Kerodon

Remark 7.3.7.2. In the situation of Theorem 7.3.7.1, suppose that the functor $F^{0} = F|_{ \operatorname{\mathcal{A}}^{0} \times _{\operatorname{\mathcal{B}}} \operatorname{\mathcal{C}}}$ admits a $V$-left Kan extension $F': \operatorname{\mathcal{A}}\times _{\operatorname{\mathcal{B}}} \operatorname{\mathcal{C}}$ satisfying $V \circ F' = V \circ F$. Then the converse of Theorem 7.3.7.1 is also true: if $f$ is $V'$-left Kan extended from $\operatorname{\mathcal{A}}^{0}$, then $F$ is $V$-left Kan extended from $\operatorname{\mathcal{A}}^{0} \times _{\operatorname{\mathcal{B}}} \operatorname{\mathcal{C}}$. To prove this, it will suffice to show that the functors $F$ and $F'$ are isomorphic (Remark 7.3.3.17).

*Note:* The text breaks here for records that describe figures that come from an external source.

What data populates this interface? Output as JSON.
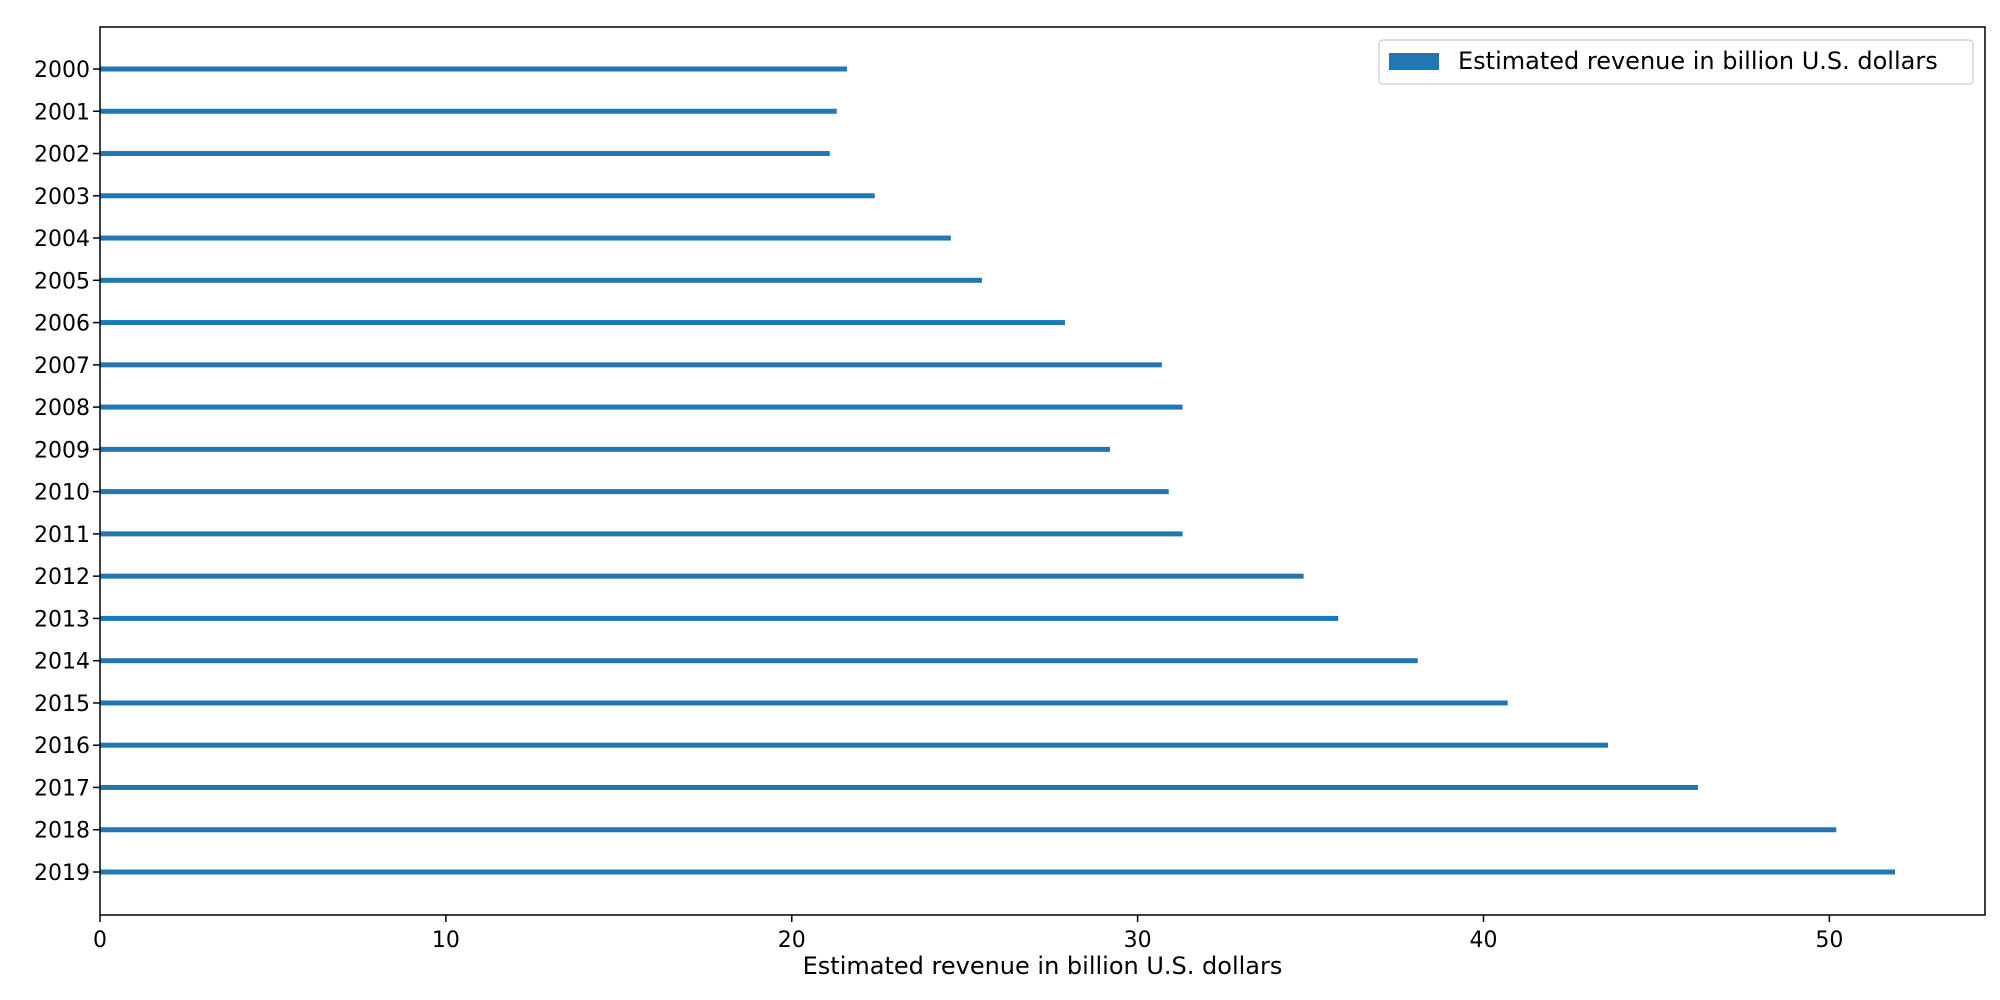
{
  "chart_data": {
    "type": "bar",
    "orientation": "horizontal",
    "categories": [
      "2000",
      "2001",
      "2002",
      "2003",
      "2004",
      "2005",
      "2006",
      "2007",
      "2008",
      "2009",
      "2010",
      "2011",
      "2012",
      "2013",
      "2014",
      "2015",
      "2016",
      "2017",
      "2018",
      "2019"
    ],
    "series": [
      {
        "name": "Estimated revenue in billion U.S. dollars",
        "color": "#1f77b4",
        "values": [
          21.6,
          21.3,
          21.1,
          22.4,
          24.6,
          25.5,
          27.9,
          30.7,
          31.3,
          29.2,
          30.9,
          31.3,
          34.8,
          35.8,
          38.1,
          40.7,
          43.6,
          46.2,
          50.2,
          51.9
        ]
      }
    ],
    "xlabel": "Estimated revenue in billion U.S. dollars",
    "ylabel": "",
    "title": "",
    "xlim": [
      0,
      54.5
    ],
    "xticks": [
      0,
      10,
      20,
      30,
      40,
      50
    ],
    "grid": false,
    "legend_position": "top-right",
    "category_order": "top-to-bottom"
  }
}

This is clear: we can identify $F'$ with a functor $f': \operatorname{\mathcal{A}}\rightarrow \operatorname{Fun}(\operatorname{\mathcal{C}}/\operatorname{\mathcal{B}}, \operatorname{\mathcal{D}})$ satisfying $V' \circ f' = V' \circ f$, and Theorem 7.3.7.1 guarantees that $f'$ is $V'$-left Kan extended from $\operatorname{\mathcal{A}}^{0}$. Since the functors $f$ and $f'$ coincide on $\operatorname{\mathcal{A}}^{0}$, they are isomorphic by virtue of Theorem 7.3.6.14.